Political change is a process. We could say that Solidarity freed Poland only for its people to vote in right-wing, even retrograde governments, and yet Solidarity’s example remains — a more potent force than Occupy, because its leaders weren’t afraid to lead, to mobilize people to demand changes. Is this easier to do in Poland, because they’re all Poles? Even now, who is and isn’t Polish is in debate, just as Trump loves to question who’s American.
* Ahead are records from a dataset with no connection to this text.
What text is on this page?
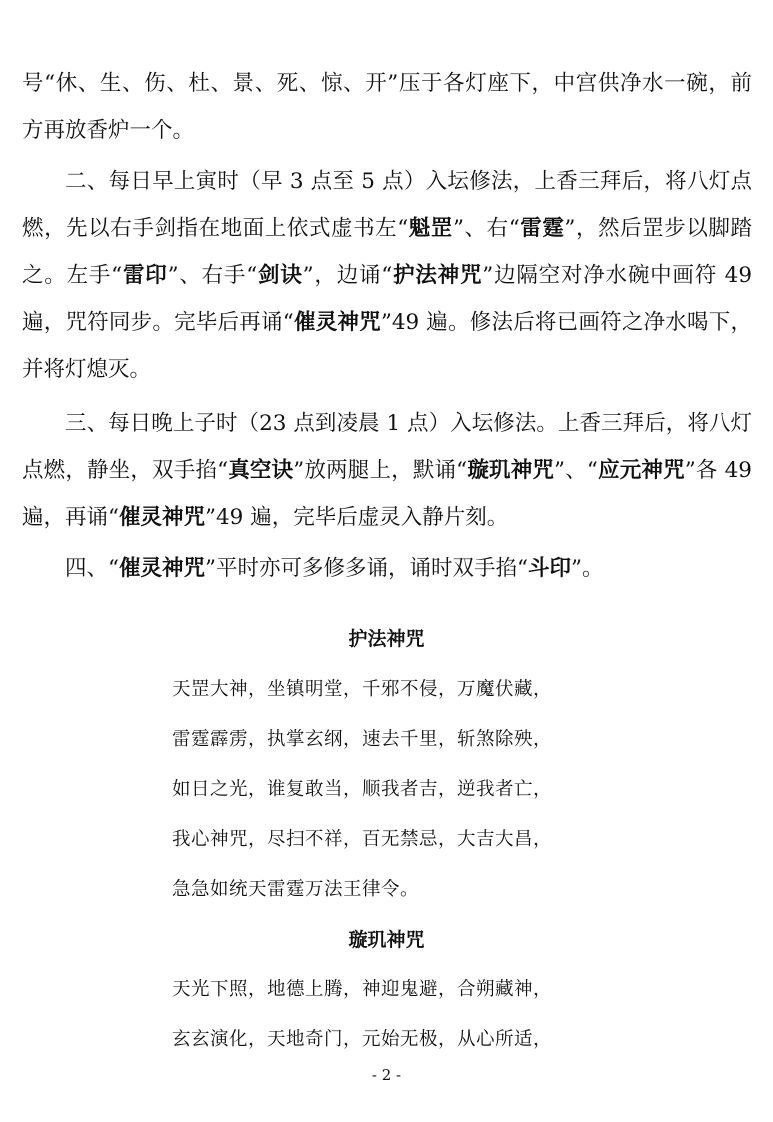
号“休、生、伤、杜、景、死、惊、开”压于各灯座下，中宫供净水一碗，前方再放香炉一个。

二、每日早上寅时（早 3 点至 5 点）入坛修法，上香三拜后，将八灯点燃，先以右手剑指在地面上依式虚书左“魁罡”、右“雷霆”，然后罡步以脚踏之。左手“雷印”、右手“剑诀”，边诵“护法神咒”边隔空对净水碗中画符 49 遍，咒符同步。完毕后再诵“催灵神咒”49 遍。修法后将已画符之净水喝下，并将灯熄灭。

三、每日晚上子时（23 点到凌晨 1 点）入坛修法。上香三拜后，将八灯点燃，静坐，双手掐“真空诀”放两腿上，默诵“璇玑神咒”、“应元神咒”各 49 遍，再诵“催灵神咒”49 遍，完毕后虚灵入静片刻。

四、“催灵神咒”平时亦可多修多诵，诵时双手掐“斗印”。

护法神咒
天罡大神，坐镇明堂，千邪不侵，万魔伏藏，
雷霆霹雳，执掌玄纲，速去千里，斩煞除殃，
如日之光，谁复敢当，顺我者吉，逆我者亡，
我心神咒，尽扫不祥，百无禁忌，大吉大昌，
急急如统天雷霆万法王律令。
璇玑神咒
天光下照，地德上腾，神迎鬼避，合朔藏神，
玄玄演化，天地奇门，元始无极，从心所适，

- 2 -
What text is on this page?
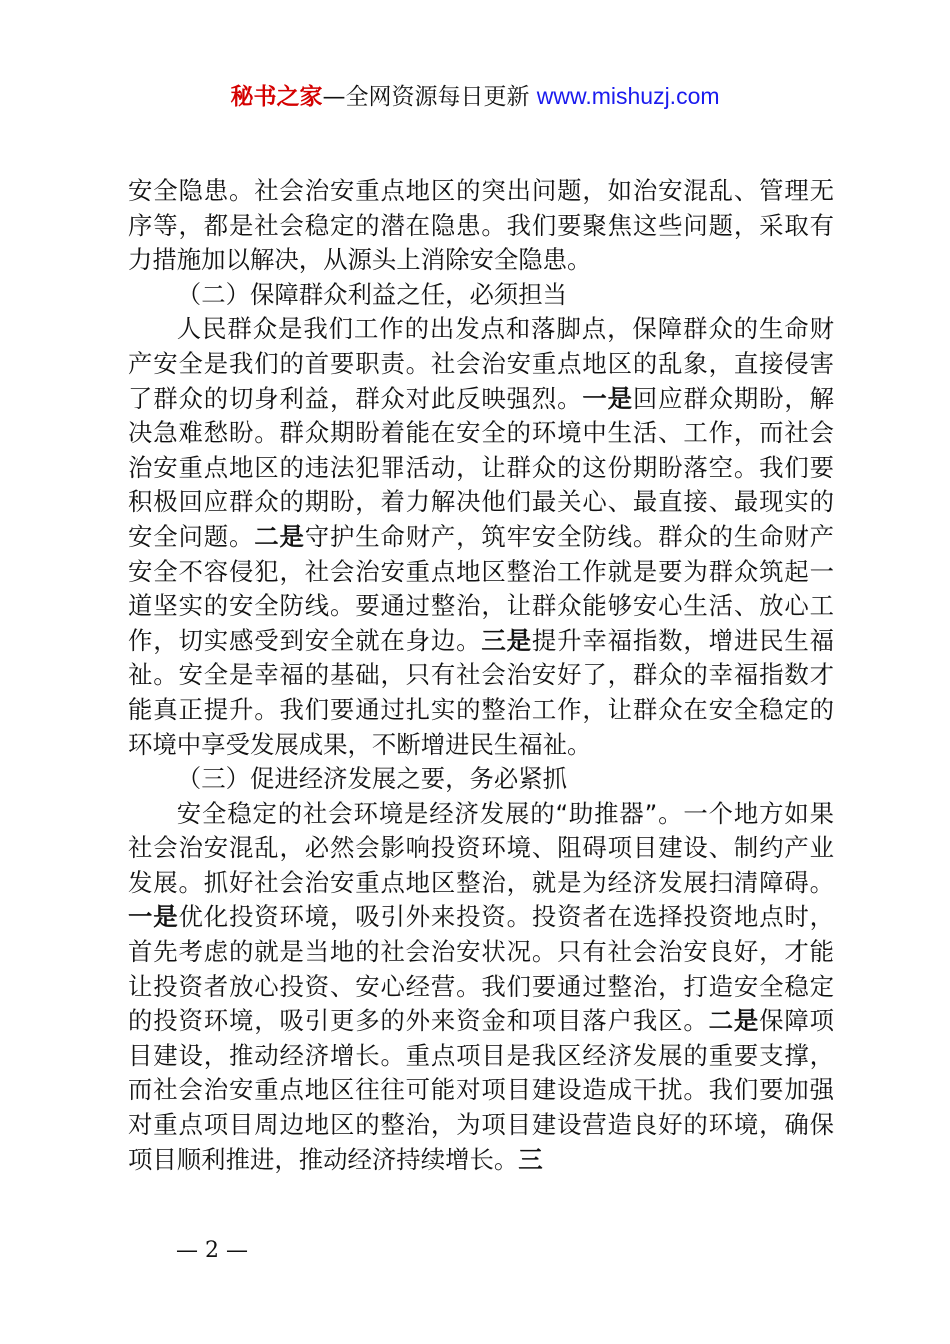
秘书之家—全网资源每日更新 www.mishuzj.com

安全隐患。社会治安重点地区的突出问题，如治安混乱、管理无序等，都是社会稳定的潜在隐患。我们要聚焦这些问题，采取有力措施加以解决，从源头上消除安全隐患。

（二）保障群众利益之任，必须担当

人民群众是我们工作的出发点和落脚点，保障群众的生命财产安全是我们的首要职责。社会治安重点地区的乱象，直接侵害了群众的切身利益，群众对此反映强烈。一是回应群众期盼，解决急难愁盼。群众期盼着能在安全的环境中生活、工作，而社会治安重点地区的违法犯罪活动，让群众的这份期盼落空。我们要积极回应群众的期盼，着力解决他们最关心、最直接、最现实的安全问题。二是守护生命财产，筑牢安全防线。群众的生命财产安全不容侵犯，社会治安重点地区整治工作就是要为群众筑起一道坚实的安全防线。要通过整治，让群众能够安心生活、放心工作，切实感受到安全就在身边。三是提升幸福指数，增进民生福祉。安全是幸福的基础，只有社会治安好了，群众的幸福指数才能真正提升。我们要通过扎实的整治工作，让群众在安全稳定的环境中享受发展成果，不断增进民生福祉。

（三）促进经济发展之要，务必紧抓

安全稳定的社会环境是经济发展的“助推器”。一个地方如果社会治安混乱，必然会影响投资环境、阻碍项目建设、制约产业发展。抓好社会治安重点地区整治，就是为经济发展扫清障碍。一是优化投资环境，吸引外来投资。投资者在选择投资地点时，首先考虑的就是当地的社会治安状况。只有社会治安良好，才能让投资者放心投资、安心经营。我们要通过整治，打造安全稳定的投资环境，吸引更多的外来资金和项目落户我区。二是保障项目建设，推动经济增长。重点项目是我区经济发展的重要支撑，而社会治安重点地区往往可能对项目建设造成干扰。我们要加强对重点项目周边地区的整治，为项目建设营造良好的环境，确保项目顺利推进，推动经济持续增长。三

— 2 —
Our strength as a region is precisely our diversity, and the current oligarchy puts it at risk by making inequality worse and doing very little to solve our problems of underinvestment in public goods. When we quarrel with each other, attacking across instead of up, we only succeed in dividing ourselves. Nationally, in primary season, heated debate is appropriate, but when it’s over, we need similarly to come together and vote these weasels out. We have all the evidence we need that fundamental things aren’t working. Complicity is letting them slide on, demanding a perfection that politics never delivers.